I have no doubt that the DAB should be established on day one, irrespective of the type of work, and encouraged to function from that moment by intermittent site or works visits and briefings. Despite, and in fact contrary to, the particular provisions of Clause 20, experience shows that the most effective contribution of the DAB is a "nudge nudge, wink wink, do you really think that argument should be pursued" response to ongoing events. An informal, but informed, source of advice to both parties from three wise men who are increasingly familiar with the project, with the parties thereto and with each other can work wonders in cooling things down. OK, so it costs money, but the potential savings on dispute resolution, working relationships and non-productive argument are enormous.
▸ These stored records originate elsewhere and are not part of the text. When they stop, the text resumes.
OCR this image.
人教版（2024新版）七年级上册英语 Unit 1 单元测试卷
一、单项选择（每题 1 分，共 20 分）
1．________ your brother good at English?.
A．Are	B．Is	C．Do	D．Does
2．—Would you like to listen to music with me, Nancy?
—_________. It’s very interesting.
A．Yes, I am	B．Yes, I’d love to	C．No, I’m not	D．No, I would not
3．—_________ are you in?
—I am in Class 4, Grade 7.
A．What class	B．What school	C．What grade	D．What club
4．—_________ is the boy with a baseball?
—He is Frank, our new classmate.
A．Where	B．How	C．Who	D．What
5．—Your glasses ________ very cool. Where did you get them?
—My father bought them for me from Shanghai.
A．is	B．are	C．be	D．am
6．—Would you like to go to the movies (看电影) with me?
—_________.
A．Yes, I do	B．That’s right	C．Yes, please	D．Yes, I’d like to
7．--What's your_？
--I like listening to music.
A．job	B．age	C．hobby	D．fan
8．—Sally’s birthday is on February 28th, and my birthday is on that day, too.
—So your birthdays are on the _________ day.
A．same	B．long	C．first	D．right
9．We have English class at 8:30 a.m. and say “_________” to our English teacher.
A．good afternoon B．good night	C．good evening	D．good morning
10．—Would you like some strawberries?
Unlike the UK 1996 Act, the adjudication provisions included in FIDIC are not in themselves mandatory, though if the project comprises a construction contract under the Act and is carried out in the UK, then the UK Act kicks in. But overseas the parties can change the adjudication provisions by agreement and, perhaps, introduce rather more urgency into the proceedings.
It is worth noting that the inclusion of an adjudication procedure, particularly in the Silver Book, substantially reduces the authority and influence (clout might be a better word) of the Employer. There is an 'immediate' appeal against any decision he might make, and the Contractor doesn't have to honour it either, provided he says he won't within 14 days (Clause 3.5).
Incidentally, the DAB should not be confused with the Disputes Review Board of the World Bank Standard Bidding Documents. Decisions made by the DAB are binding unless changed in arbitration, those made by the DRB are recommendations only.
Replacing Engineer's Decisions by a DAB is welcome. But it's no quicker and it's more expensive. The main advantage, to both parties, depends on a rather more pragmatic approach than usual to the small print of the Contract Conditions. If the three members of the DAB are wise men, then the system can work wonders.
Philip Harvey is an Associate Director Trett Consulting, Darlington office.